Javier Milei
Javier Milei has been praised by the IMF for slashing Argentina’s fiscal deficit since taking office in December © Apu Gomes/Getty Images

The IMF has damped expectations of an imminent new loan for crisis-stricken Argentina, even as it praised its “better than expected” performance on economic targets under libertarian president Javier Milei.

The fund said on Monday that Argentina had met all the targets of its existing $43bn loan in the first quarter of 2024, and that it would release funds worth $800mn in line with the programme’s current schedule.

Argentina needs the money to pay the IMF back for borrowing by previous governments under the programme, which was originally worth $57bn when taken out in 2018. It was refinanced in 2022.

Milei, who has slashed Argentina’s fiscal deficit since taking office in December, said in a March interview that his government was “in a very strong position” to reach a new deal with the IMF. He added that he wanted to raise $15bn from external lenders to support his plan to remove Argentina’s strict capital controls, which economists say are a major barrier to growth.

Argentina’s finance secretary Pablo Quirno told the Financial Times that the government and the IMF had begun to discuss a new agreement in recent weeks.

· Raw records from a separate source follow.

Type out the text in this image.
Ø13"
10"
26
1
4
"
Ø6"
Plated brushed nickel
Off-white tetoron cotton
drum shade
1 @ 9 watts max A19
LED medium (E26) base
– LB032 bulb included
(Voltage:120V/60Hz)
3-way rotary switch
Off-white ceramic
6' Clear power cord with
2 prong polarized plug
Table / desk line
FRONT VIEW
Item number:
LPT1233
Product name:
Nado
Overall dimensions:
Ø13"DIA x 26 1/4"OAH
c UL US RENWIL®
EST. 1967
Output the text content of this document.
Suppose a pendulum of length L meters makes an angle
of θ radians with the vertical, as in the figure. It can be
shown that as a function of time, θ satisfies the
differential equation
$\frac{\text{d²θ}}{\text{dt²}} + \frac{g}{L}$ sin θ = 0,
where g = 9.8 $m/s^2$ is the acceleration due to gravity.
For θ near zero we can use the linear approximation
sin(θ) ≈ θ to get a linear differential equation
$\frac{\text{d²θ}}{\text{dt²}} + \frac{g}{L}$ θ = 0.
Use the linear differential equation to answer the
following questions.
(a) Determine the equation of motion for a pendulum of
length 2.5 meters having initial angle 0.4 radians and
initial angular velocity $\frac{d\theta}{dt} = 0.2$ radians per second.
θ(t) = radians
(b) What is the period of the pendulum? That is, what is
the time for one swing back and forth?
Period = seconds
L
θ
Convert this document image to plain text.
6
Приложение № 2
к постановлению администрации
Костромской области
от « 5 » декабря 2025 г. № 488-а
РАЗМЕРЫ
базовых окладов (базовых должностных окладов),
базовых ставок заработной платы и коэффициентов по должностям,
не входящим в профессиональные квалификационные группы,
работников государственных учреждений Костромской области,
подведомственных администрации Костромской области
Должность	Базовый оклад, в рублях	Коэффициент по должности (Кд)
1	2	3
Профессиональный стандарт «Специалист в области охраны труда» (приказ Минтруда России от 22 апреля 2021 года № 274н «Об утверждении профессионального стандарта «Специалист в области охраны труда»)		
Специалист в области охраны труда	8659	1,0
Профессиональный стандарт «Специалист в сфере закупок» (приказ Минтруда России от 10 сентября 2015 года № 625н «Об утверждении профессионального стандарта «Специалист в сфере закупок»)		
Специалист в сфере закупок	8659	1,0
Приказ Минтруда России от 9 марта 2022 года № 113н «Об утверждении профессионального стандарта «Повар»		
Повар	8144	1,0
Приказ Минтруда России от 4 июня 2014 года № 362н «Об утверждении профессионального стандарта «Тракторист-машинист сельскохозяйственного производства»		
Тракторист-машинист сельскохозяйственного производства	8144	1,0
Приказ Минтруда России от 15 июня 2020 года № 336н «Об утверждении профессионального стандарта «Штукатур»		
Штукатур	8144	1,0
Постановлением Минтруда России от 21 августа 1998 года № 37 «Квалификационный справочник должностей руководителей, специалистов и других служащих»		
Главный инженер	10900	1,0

“But we are speaking without urgency,” he said. “For once Argentina is not going to the Fund from a place of necessity . . . we are focused on proving that this government delivers on its promises.”

Analysts said the IMF was unlikely to approve extra funds for Argentina — which is already its largest debtor and has had 22 IMF loans since 1958 — until Milei can prove his reforms are sustainable. 

“A new agreement will come after 2025’s midterm elections, when a favourable result [for Milei] would act as a trampoline for him to implement the structural reforms the IMF supports,” said Sebastián Menescaldi, associate director of Argentina’s EcoGo consultancy.

Milei controls less than 15 per cent of seats in congress. He has so far relied on executive power to deliver Argentina’s first quarterly primary fiscal surplus since 2008, including by slashing social spending and suspending public works projects.

Last month Milei won lower house backing for his first pieces of legislation, a wide-ranging economic reform bill and a set of tax hikes. But tough battles are expected over both bills in the senate. 

Argentina’s economic crisis has deepened in recent months, with real wages and consumer spending tumbling. Powerful unions have staged increasingly frequent protests against the government.

The IMF predicts gross domestic product will shrink by 2.8 per cent in 2024.

Menescaldi said some of the government’s measures run counter to the IMF’s advice, including the central bank’s decision to set negative real interest rates, and a preferential exchange rate scheme for exporters. 

In its statement, the fund said the government’s “decisive implementation of their stabilisation plan [had] resulted in faster-than-anticipated progress in restoring macroeconomic stability”.

It added: “Progress continues in broadening the political and societal support for these efforts and in tackling vested interests.”

The $800mn disbursement still needs to be approved by the fund’s board.